Durante este fin de semana se está desarrollando el viaje apostólico del Papa a Irak con el lema “Todos somos hermanos”. Francisco expresó ante las autoridades iraquíes que “esta tierra [es], cuna de la civilización que está estrechamente ligada -por medio del Patriarca Abrahán y numerosos profetas- a la historia de la salvación y a las grandes tradiciones religiosas del judaísmo, del cristianismo y del islam”. Describió también zonas de profundo dolor: “En las últimas décadas, Irak ha sufrido los desastres de las guerras, el flagelo del terrorismo y conflictos sectarios basados a menudo en un fundamentalismo que no puede aceptar la pacífica convivencia de varios grupos étnicos y religiosos, de ideas y culturas diversas. Todo esto ha traído muerte, destrucción, ruinas todavía visibles, y no sólo a nivel material: los daños son aún más profundos si se piensa en las heridas del corazón de muchas personas y comunidades, que necesitarán años para sanar”. Y encontró a la vez una ventana a la esperanza: “La diversidad religiosa, cultural y étnica que ha caracterizado a la sociedad iraquí por milenios, es un recurso valioso para aprovechar, no un obstáculo a eliminar. Hoy, Irak está llamado a mostrar a todos, especialmente en Oriente Medio, que las diferencias, más que dar lugar a conflictos, deben cooperar armónicamente en la vida civil”.
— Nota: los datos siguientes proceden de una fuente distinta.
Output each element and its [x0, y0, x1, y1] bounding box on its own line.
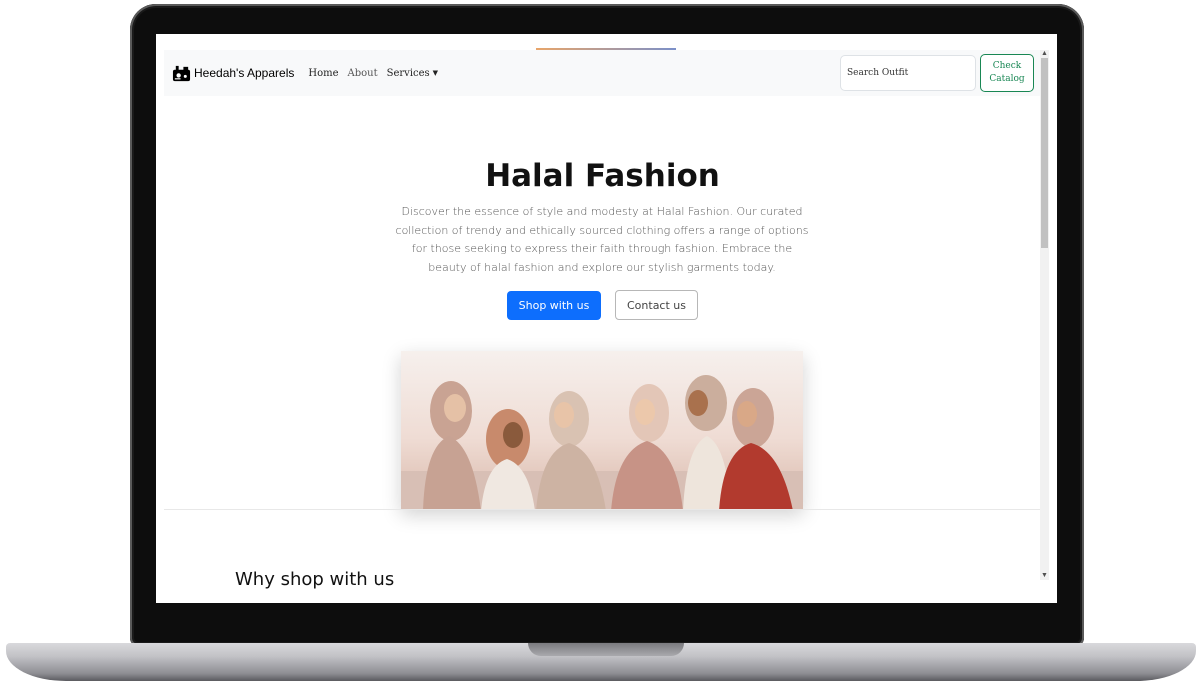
navbar: Heedah's Apparels Home About Services▼ C… — [164, 50, 1040, 96]
scroll-up-arrow-icon[interactable]: ▲ — [1040, 50, 1049, 58]
caret-down-icon: ▼ — [432, 69, 439, 77]
nav-link-services-label: Services — [386, 67, 430, 79]
shop-with-us-button[interactable]: Shop with us — [507, 291, 601, 320]
why-shop-heading: Why shop with us — [235, 569, 395, 590]
contact-us-button[interactable]: Contact us — [615, 290, 698, 320]
browser-viewport: Heedah's Apparels Home About Services▼ C… — [156, 34, 1057, 603]
scroll-thumb[interactable] — [1041, 58, 1048, 248]
section-divider — [164, 509, 1040, 510]
search-input[interactable] — [840, 55, 976, 91]
sewing-machine-icon — [172, 65, 191, 81]
nav-dropdown-services[interactable]: Services ▼ — [387, 68, 438, 79]
vertical-scrollbar[interactable]: ▲ ▼ — [1040, 50, 1049, 580]
laptop-notch — [528, 643, 684, 656]
brand-name: Heedah's Apparels — [194, 66, 295, 80]
check-catalog-button[interactable]: Check Catalog — [980, 54, 1034, 92]
group-of-women-photo — [401, 351, 803, 509]
hero-title: Halal Fashion — [485, 158, 720, 194]
scroll-down-arrow-icon[interactable]: ▼ — [1040, 572, 1049, 580]
brand[interactable]: Heedah's Apparels — [172, 64, 294, 83]
nav-link-about[interactable]: About — [348, 68, 378, 79]
nav-links: Home About Services ▼ — [308, 68, 438, 79]
hero-description: Discover the essence of style and modest… — [395, 205, 809, 274]
hero-image — [401, 351, 803, 509]
nav-link-home[interactable]: Home — [308, 68, 338, 79]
En tanto que cuando se dirigió al clero destacó su fidelidad ante las complejas vicisitudes que plantea la guerra: “Las dificultades forman parte de la experiencia cotidiana de los fieles iraquíes. En las últimas décadas, ustedes y sus conciudadanos han tenido que afrontar las consecuencias de la guerra y de las persecuciones, la fragilidad de las infraestructuras básicas y la lucha continua por la seguridad económica y personal, que a menudo ha llevado a desplazamientos internos y a la migración de muchos, también de cristianos, hacia otras partes del mundo. Les agradezco, hermanos obispos y sacerdotes, por haber permanecido cercanos a su pueblo -¡cercanos a su pueblo!-, sosteniéndolo, esforzándose por satisfacer las necesidades de la gente y ayudando a cada uno a desempeñar su función al servicio del bien común”. Habló especialmente a los obispos a los que les pidió que “sean particularmente cercanos a sus sacerdotes. Que no los vean como administradores o directores, sino como a padres, preocupados por el bien de sus hijos, dispuestos a ofrecerles apoyo y ánimo con el corazón abierto. Acompáñenlos con su oración, con su tiempo, con su paciencia, valorando su trabajo e impulsando su crecimiento. De este modo serán para sus sacerdotes signo visible de Jesús”.
Un acontecimiento histórico. Recemos fervorosamente por este desafío tan complejo.
Mañana 8 de marzo se conmemora el Día Internacional de la Mujer. Sumemos nuestro compromiso para que cese toda forma de violencia e injusticia.